Tuesday, December 18, 2007

Data-centric security: How far do you de-perimeter your perimeter?

Ever since the Jericho Forum coined the term, we have seen some interesting jousting over “deperimeterization” (I personally need a cup of coffee before I attempt to pronounce that!). While the idea intrigues me, I see historical evidence against short-term deperimeterization for most organizations. Consider the Itanium vs. Opteron battle as a prime example. While the purist might say the battle is not over yet, the initial rounds by far were won by the hybrid 62/32 bit Opteron chip. The futuristic Itanium would have required significant changes in software to take advantage of the capabilities and is still trying to gain a footing.

Current investments ensure that the incumbent is favored - and by the same logic, a hybrid model for the next generation investment.
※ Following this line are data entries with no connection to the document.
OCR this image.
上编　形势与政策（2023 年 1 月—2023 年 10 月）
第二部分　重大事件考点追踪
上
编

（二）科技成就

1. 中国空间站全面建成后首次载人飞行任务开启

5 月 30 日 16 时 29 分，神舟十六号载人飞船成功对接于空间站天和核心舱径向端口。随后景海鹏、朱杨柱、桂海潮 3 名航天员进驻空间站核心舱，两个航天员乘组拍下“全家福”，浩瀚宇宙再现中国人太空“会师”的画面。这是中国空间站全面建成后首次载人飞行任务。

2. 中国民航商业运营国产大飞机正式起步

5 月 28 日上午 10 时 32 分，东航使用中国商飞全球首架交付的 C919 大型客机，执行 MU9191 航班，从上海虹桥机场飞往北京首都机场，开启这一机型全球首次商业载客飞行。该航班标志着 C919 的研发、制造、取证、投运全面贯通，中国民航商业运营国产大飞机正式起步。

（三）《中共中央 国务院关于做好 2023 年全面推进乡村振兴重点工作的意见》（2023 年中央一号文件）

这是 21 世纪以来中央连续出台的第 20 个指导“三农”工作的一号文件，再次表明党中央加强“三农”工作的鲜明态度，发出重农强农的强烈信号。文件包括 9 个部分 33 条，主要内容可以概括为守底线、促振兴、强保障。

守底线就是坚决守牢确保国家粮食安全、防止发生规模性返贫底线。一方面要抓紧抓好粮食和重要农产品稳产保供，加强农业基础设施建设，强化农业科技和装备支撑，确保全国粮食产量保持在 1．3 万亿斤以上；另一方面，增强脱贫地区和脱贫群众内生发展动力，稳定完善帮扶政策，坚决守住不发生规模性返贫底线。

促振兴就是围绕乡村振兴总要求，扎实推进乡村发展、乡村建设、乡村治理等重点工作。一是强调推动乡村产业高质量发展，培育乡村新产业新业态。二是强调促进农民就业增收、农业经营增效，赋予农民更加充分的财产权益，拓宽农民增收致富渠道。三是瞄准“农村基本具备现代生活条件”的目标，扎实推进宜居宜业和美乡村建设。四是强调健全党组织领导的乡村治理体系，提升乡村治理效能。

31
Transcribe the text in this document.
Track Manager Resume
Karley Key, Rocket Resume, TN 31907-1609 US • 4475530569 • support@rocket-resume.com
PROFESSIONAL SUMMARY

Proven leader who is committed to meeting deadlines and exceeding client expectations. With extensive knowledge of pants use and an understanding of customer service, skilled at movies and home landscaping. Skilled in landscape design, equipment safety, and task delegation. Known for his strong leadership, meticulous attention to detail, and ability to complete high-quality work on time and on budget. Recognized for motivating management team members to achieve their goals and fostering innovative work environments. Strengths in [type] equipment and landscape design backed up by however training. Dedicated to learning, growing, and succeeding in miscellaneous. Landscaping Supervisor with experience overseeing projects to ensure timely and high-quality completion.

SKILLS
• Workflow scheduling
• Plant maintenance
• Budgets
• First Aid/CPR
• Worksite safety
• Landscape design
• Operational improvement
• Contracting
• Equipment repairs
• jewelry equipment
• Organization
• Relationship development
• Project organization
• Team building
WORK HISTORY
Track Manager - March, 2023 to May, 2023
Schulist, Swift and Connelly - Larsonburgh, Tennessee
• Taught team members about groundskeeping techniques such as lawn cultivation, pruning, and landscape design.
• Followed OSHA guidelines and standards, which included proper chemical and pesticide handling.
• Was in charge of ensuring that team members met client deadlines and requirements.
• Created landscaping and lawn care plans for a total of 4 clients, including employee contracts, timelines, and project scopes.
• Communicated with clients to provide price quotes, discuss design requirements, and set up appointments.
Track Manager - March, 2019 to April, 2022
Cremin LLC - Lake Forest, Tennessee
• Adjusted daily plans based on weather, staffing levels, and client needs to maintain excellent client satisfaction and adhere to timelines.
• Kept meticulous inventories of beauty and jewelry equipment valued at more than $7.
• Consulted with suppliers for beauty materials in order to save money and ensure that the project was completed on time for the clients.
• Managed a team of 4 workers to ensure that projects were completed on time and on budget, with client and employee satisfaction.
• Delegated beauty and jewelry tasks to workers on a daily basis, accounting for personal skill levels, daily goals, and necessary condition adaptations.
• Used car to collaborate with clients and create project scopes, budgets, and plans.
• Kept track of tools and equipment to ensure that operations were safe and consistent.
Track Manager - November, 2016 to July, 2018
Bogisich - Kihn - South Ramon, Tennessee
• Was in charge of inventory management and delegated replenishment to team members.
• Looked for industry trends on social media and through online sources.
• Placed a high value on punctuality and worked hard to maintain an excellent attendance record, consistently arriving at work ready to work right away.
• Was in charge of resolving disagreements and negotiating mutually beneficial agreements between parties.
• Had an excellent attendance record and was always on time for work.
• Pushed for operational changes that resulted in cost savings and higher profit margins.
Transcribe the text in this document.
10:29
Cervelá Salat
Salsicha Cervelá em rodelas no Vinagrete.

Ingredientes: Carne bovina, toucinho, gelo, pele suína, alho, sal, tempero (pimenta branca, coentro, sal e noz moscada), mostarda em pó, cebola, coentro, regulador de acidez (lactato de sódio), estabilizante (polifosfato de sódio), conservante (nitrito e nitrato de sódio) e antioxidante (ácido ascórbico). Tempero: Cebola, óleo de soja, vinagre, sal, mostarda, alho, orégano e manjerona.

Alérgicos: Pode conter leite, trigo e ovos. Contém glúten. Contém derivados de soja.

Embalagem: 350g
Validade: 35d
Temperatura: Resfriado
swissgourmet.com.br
And this means, a combination of perimeter security with further hardening of the current “soft” core.

From BitArmor’s perspective, we are looking at this discussion in the context of protecting the data itself regardless of where it resides (which could be the ultimate in deperimeterization), and not devices or end-points per se. I am having an increasing number of conversations with customers and industry experts about data-centric security. While I don’t think the tide is completely shifting away from end-point security, such as firewalls, full disk encryption or port control, more people are recognizing that device or perimeter-focused solutions are no longer fully adequate for their purposes. They must be paired with secondary (and tertiary, etc.) defenses.

But, if you lock things down to the point where people can’t do business, that obviously defeats the purpose; business rules and processes must enter into the equation as well, allowing people to collaborate, share documents…in short, to do business. And this is where data-centric security has already begun playing a more important role.

Therefore, while I think that security investments will migrate from hard perimeter defenses to more data-centric models of protection, it will not be immediate nor, by any means, complete. There will be more balance, stemming from a “defense-in-depth” philosophy. Multiple, smaller perimeters for authentication, encryption, access control etc., will continue to gain traction, even to the granularity of individual files.

I am almost tempted to say “multiperimeterization,” but one tongue twister for that space, is one too many!